Just like moments ago when Etienne informed me on the charity auction, his eyes lit up. He clearly loved talking about travelling, and I believed this was his true passion. I agreed with him on everything he said besides the way he described New York.

New York was more than that—more than a city with ritzy socialites.

"I went to Asia last summer," I looked at him. He looked back at me, his eyes wide and longing. "You did?"

"Yeah, I went with my brother."

"Tell me about it."

I did.


Apparently, Etienne's whole 'let's go to one of the suites' thing wasn't more than a made-up story. It was true that I'd ended up in a luxurious suite—but it wasn't with him. First, I was accompanied by Etienne and Nate and Tyler, who were already gulping alcohol like there was no tomorrow. Then, they suddenly left and a very confused Gigi got pushed into the room.

They locked the door.

Gigi's pale, slender fingers were tightened around a half-bitten, green macaron. Her blonde hair hung limply down one shoulder and she wore a skin-tight Peter Pilotto dress. In contrary to the glare she'd sported earlier, her face was softer. I tried to swallow the lump in my throat and heaved a sigh, carefully leering at her. "Sneaky shitheads."

"Sneaky shitheads, indeed." She murmured, plopping down on one of the gigantic chairs. I did the same and sat down on the edge of the bed, partially happy that she'd replied to me.

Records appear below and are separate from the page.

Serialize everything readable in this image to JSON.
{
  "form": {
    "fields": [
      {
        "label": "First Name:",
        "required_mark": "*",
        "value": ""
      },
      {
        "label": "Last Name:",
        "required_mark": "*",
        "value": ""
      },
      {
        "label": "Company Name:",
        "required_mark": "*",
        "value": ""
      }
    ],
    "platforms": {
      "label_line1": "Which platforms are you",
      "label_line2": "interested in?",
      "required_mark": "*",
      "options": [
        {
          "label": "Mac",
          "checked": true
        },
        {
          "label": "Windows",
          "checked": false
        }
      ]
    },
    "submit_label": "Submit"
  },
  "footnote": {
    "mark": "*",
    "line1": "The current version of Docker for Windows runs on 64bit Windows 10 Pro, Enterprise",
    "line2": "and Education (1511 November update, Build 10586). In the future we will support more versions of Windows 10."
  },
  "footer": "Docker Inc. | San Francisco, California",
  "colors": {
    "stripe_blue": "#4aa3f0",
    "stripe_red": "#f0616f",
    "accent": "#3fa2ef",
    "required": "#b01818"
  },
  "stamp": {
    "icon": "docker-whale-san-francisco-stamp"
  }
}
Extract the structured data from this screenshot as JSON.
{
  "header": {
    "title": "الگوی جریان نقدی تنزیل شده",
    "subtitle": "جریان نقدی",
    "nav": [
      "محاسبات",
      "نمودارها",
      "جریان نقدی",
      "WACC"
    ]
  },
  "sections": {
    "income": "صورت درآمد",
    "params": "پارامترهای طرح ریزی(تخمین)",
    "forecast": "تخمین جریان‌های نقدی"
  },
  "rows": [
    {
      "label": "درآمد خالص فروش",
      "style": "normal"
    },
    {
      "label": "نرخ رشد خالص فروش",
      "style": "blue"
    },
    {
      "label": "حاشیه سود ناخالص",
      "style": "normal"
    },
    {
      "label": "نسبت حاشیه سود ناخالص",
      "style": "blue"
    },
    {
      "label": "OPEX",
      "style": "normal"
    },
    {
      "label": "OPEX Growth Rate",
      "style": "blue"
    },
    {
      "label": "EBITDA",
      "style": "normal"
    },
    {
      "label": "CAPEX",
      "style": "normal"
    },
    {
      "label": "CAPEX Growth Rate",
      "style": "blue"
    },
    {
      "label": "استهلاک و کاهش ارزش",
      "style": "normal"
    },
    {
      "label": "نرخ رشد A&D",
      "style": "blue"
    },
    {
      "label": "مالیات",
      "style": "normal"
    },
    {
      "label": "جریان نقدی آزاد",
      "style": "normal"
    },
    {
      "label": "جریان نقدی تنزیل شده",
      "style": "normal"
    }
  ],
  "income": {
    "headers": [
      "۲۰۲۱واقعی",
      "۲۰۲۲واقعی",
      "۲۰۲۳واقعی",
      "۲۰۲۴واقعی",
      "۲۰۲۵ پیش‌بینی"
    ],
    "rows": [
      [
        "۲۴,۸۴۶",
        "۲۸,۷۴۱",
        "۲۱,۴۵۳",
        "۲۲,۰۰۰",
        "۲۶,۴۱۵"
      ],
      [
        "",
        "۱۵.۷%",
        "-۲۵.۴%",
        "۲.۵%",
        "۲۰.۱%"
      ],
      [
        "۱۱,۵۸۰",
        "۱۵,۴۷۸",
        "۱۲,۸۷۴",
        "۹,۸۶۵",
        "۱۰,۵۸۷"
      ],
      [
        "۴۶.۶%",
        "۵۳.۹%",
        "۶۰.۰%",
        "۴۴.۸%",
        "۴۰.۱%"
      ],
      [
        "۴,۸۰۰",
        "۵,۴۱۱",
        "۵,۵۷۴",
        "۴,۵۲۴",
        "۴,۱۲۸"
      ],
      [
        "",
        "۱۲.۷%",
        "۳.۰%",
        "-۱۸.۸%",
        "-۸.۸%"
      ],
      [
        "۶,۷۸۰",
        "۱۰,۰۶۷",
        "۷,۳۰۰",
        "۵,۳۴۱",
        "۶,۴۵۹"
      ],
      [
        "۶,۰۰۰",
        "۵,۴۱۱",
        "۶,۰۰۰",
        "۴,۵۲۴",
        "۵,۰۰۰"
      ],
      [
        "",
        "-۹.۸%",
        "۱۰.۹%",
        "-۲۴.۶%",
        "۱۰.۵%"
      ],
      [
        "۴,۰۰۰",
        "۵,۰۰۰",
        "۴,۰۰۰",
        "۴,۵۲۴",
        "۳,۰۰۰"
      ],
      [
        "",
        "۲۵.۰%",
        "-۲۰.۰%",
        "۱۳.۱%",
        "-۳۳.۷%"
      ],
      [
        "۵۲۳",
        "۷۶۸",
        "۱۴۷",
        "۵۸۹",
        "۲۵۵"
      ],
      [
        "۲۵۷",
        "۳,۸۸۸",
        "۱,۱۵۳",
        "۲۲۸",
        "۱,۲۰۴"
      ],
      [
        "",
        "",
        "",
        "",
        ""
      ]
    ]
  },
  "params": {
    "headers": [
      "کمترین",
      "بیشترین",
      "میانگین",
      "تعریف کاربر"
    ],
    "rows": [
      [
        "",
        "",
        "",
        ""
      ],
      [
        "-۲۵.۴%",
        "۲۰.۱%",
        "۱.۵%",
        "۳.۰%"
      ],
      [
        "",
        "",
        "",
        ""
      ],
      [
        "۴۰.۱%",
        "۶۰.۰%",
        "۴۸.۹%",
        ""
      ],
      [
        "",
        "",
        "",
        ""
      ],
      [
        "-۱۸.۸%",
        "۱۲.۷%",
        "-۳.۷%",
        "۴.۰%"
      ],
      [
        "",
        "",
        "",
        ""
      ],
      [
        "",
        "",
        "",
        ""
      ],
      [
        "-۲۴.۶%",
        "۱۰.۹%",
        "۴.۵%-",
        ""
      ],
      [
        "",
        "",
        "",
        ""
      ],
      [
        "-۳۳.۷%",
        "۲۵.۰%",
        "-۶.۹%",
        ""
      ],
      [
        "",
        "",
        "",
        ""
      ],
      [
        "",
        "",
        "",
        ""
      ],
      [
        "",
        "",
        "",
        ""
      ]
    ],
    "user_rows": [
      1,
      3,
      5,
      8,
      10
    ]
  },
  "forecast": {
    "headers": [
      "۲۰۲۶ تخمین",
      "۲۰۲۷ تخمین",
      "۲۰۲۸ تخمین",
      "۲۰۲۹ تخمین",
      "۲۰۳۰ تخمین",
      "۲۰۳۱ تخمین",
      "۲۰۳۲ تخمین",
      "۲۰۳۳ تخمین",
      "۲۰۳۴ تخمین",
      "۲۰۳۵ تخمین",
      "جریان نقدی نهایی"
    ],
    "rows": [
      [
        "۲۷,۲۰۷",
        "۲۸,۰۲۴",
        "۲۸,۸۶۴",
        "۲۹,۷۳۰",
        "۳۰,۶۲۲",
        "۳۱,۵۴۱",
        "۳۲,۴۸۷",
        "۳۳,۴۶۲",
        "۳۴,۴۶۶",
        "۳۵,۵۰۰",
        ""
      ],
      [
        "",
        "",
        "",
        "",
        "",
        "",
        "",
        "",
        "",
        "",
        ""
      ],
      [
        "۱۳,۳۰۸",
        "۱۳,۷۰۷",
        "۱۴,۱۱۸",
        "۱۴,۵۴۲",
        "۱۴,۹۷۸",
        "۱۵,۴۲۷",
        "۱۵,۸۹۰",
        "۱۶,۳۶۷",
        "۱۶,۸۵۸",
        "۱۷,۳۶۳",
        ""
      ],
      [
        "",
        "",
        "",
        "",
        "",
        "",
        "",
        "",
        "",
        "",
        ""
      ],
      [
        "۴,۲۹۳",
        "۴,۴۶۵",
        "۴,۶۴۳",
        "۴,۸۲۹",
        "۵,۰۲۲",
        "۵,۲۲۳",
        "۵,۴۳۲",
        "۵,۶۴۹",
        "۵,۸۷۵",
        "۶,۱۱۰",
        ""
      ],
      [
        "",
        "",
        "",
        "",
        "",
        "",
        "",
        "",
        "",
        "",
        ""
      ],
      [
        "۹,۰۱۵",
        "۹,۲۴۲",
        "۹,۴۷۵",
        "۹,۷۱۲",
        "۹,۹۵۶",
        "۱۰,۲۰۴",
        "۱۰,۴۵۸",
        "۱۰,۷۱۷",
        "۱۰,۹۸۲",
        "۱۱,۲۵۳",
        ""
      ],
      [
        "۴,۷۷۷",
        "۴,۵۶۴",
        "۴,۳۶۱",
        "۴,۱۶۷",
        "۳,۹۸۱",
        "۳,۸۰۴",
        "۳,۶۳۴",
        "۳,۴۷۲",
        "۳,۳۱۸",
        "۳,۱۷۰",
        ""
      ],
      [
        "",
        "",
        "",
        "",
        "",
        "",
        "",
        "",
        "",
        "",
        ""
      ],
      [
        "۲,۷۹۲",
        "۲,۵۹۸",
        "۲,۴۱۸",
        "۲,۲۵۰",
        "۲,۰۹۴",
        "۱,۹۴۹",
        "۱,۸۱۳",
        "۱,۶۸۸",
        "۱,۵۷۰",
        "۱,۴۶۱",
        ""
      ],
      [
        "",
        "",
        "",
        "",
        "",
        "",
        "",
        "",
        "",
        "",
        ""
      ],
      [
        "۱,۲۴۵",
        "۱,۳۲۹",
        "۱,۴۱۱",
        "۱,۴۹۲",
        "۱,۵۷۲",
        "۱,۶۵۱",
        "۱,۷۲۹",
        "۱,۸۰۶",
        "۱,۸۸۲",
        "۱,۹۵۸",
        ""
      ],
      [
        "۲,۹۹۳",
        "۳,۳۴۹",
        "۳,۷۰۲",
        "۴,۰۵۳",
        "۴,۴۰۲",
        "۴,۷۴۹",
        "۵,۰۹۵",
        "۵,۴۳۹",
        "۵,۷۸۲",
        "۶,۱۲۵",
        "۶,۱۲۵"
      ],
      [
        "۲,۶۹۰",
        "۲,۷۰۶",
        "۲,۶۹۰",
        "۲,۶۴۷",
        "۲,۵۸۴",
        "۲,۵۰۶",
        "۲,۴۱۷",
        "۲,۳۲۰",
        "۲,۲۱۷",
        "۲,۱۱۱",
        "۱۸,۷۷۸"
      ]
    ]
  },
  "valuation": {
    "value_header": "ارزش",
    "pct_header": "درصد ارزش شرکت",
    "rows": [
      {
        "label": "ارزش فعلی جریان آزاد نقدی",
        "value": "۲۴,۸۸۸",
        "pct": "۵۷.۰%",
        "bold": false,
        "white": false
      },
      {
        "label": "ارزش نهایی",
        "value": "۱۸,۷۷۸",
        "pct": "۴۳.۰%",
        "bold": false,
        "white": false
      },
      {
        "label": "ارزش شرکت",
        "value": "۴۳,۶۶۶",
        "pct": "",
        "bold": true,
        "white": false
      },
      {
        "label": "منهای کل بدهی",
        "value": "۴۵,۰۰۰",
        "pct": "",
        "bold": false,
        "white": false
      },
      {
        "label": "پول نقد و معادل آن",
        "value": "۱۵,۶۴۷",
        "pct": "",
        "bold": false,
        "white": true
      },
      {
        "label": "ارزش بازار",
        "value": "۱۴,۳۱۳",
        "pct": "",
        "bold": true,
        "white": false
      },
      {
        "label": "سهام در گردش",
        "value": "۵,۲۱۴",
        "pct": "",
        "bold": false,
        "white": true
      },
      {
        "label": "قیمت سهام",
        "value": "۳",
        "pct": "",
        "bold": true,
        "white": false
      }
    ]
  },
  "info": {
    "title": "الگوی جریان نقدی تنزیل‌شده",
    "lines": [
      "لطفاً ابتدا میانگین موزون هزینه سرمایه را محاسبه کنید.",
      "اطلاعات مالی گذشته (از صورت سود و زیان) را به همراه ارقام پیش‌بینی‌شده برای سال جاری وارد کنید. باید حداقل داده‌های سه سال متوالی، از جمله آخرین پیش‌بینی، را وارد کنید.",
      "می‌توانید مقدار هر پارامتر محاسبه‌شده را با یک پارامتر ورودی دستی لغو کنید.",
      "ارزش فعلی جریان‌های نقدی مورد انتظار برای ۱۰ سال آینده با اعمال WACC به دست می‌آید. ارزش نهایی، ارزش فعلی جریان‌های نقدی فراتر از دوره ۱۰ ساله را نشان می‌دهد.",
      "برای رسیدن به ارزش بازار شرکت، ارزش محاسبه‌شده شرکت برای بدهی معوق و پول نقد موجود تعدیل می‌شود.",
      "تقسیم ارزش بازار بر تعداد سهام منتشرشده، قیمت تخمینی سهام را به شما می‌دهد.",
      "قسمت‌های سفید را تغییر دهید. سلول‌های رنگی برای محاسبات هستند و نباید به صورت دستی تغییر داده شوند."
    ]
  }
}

Before I knew it, a sob escaped her chest and the macaron in her hand fell on the ground. "I just love him," she cried.

My heart thudded against my rib cage as I sprung to my feet and engulfed Gigi into a warm embrace, resting my chin on top of her head. She sniffed against my neck, wrapping her arms around me. "Shh," I murmured. "It's okay. I know you do. We all do."

"I'm so sorry I acted like a bitch."

"You had the right to. Stop apologizing, Gi. Just tell me, are you okay?"

She pulled herself out of the hug, looking at me with red, blotted eyes. They were a toned-down version of her usual blue orbs, which fuelled my anger. "He didn't hurt me, if that's what you mean. I... don't know what to do. I know it was wrong, but I love him yet I also want to break up with him."

I wiped her tears away. "Let me help you."

"I don't know..."

"Let me. You trust me, right? Just let me help you. You'll never have to see that prick's face ever again."

She inhaled sharply, her eyes watering again.

"And also," I spoke, a simper curling my lips. "Make up with Tyler, okay? He told me about last summer and I have to say that I'm very disappointed you didn't tell me all the details about his magnificent penis."

She snorted, and then burst out into a rowdy laugh.